Les écologistes sont à la fois idéalistes et pragmatiques, c’est pour ça qu’ils sont souvent déçus, mais nous savons que nos solutions sont les bonnes, qu’elles sont novatrices et dessinent un avenir meilleur, et c’est pour ça que nous continuerons à nous battre, même si la société et l’économie ont un rythme de changement qui nous paraît trop lent.
PdA : Quels éléments de bilan votre groupe Europe Écologie Les Verts observera-t-il au printemps 2017 pour se considérer satisfait (ou non) de l'action du gouvernement ? Quels résultats fermes, quels chantiers engagés... ?
L.A. : Faire le bilan de fin de législature alors que nous entamons seulement la deuxième année de mandat me paraît un peu précipité…
PdA : Vous siégez à l'Assemblée Nationale depuis juin 2012, en tant qu'élue de la Sixième circonscription du Val-de-Marne. Qu'avez-vous appris de votre expérience de Députée jusqu'ici ?
L.A. : Les forces de blocage, d’inaction, de stagnation sont très puissantes au Parlement et dans le monde politique. Ceux qui veulent que rien ne change, que notre modèle de société n’évolue pas, qui défendent leurs intérêts particuliers, sclérosent la politique et empêchent l’émergence d’idées nouvelles. Ces lobbies, puisque c’est eux dont il s’agit, étouffent le politique et détournent de la prise en compte de l’intérêt général. Et ces lobbies industriels et financiers sont nombreux et ont énormément de moyens pour défendre leur vision du monde, leurs intérêts sectoriels et particuliers.

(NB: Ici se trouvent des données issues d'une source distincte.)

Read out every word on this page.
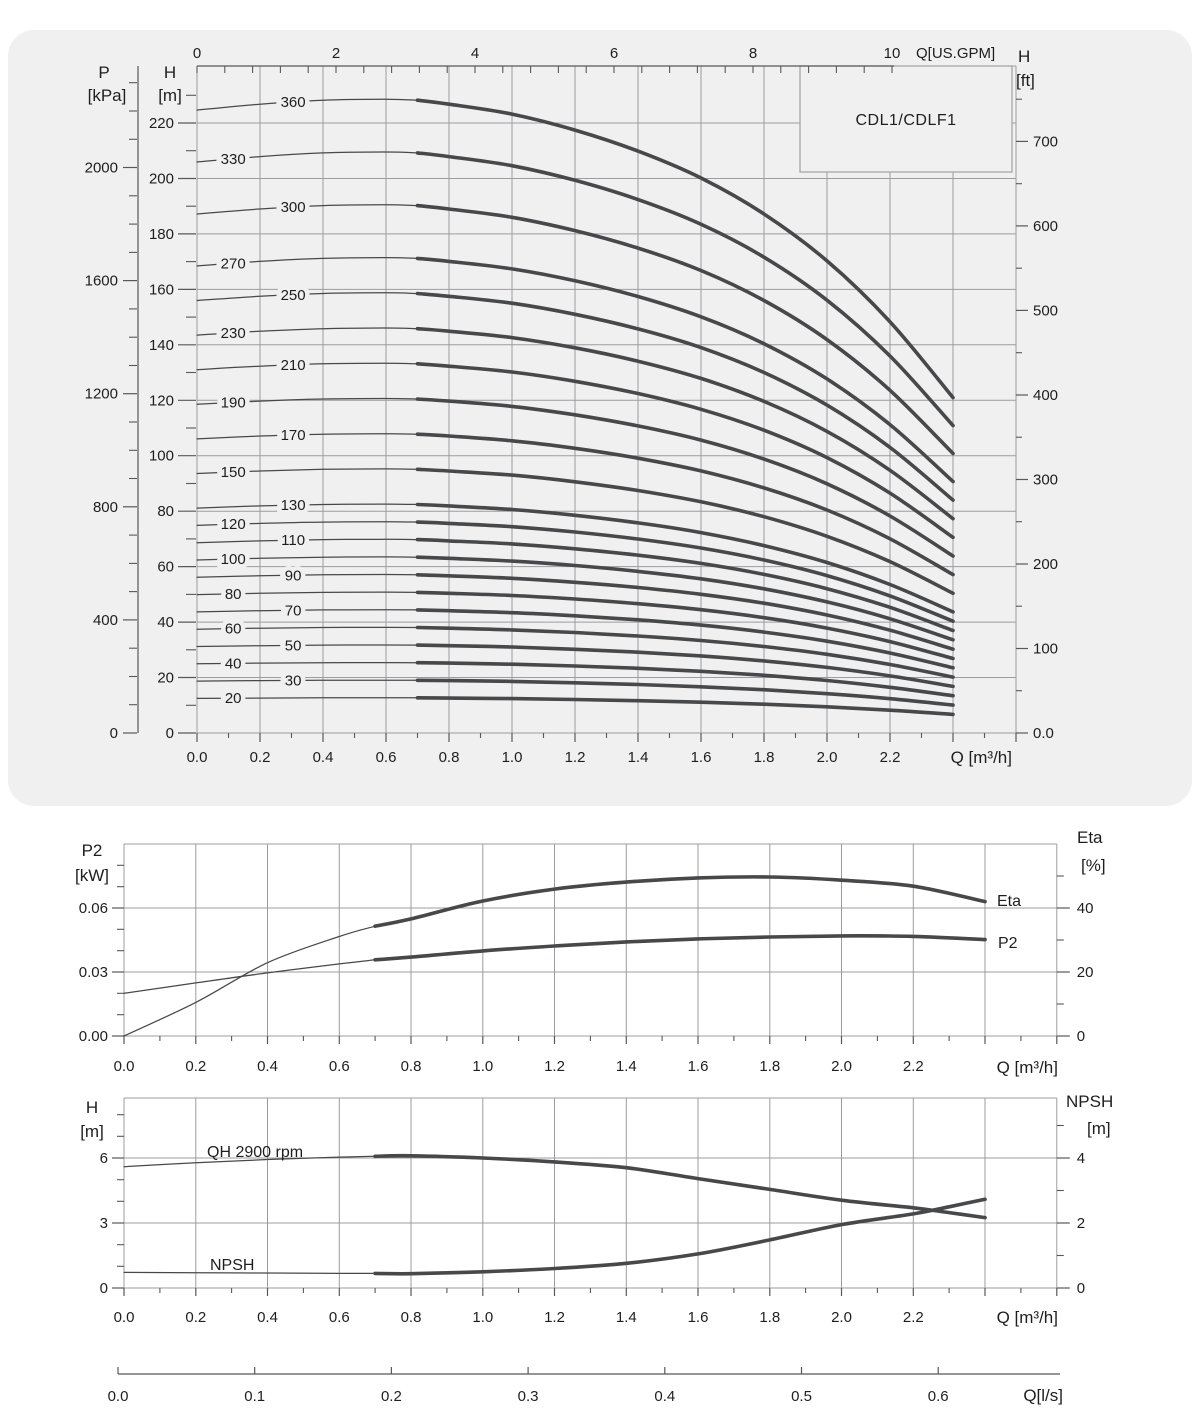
0
400
800
1200
1600
2000
0
20
40
60
80
100
120
140
160
180
200
220
0	2	4	6	8	10
0.0
100
200
300
400
500
600
700
0.0	0.2	0.4	0.6	0.8	1.0	1.2	1.4	1.6	1.8	2.0	2.2
0.00
0.03
0.06
0
20
40
0.0	0.2	0.4	0.6	0.8	1.0	1.2	1.4	1.6	1.8	2.0	2.2
0
3
6
0
2
4
0.0	0.2	0.4	0.6	0.8	1.0	1.2	1.4	1.6	1.8	2.0	2.2
0.0	0.1	0.2	0.3	0.4	0.5	0.6
360
330
300
270
250
230
210
190
170
150
130
120
110
100
90
80
70
60
50
40
30
20
P
[kPa]
H
[m]
Q[US.GPM] H
[ft]
Q [m³/h]
CDL1/CDLF1
P2
[kW]
Eta
[%]
Q [m³/h]
Eta
P2
H
[m]
NPSH
[m]
Q [m³/h]
QH 2900 rpm
NPSH
Q[l/s]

Depuis que je suis députée, les invitations pleuvent à mon bureau ! Matin, midi, soir, il y a toujours le moyen de se faire inviter par des lobbyistes dans des grands restaurants. Ils savent se faire entendre, et en face de ces puissants lobbies, les associations et les défenseurs de l’intérêt général peinent à trouver leur place. Les pratiques de ces lobbies sont choquantes, il est plus que temps d’y mettre fin ! En tant que parlementaire, je refuse toute invitation, tout cadeau et tout déplacement qui serait payé par des industriels.
PdA : Sur quels sujets, sur quelles causes vous tenant particulièrement à cœur souhaiterez-vous faire entendre votre voix ?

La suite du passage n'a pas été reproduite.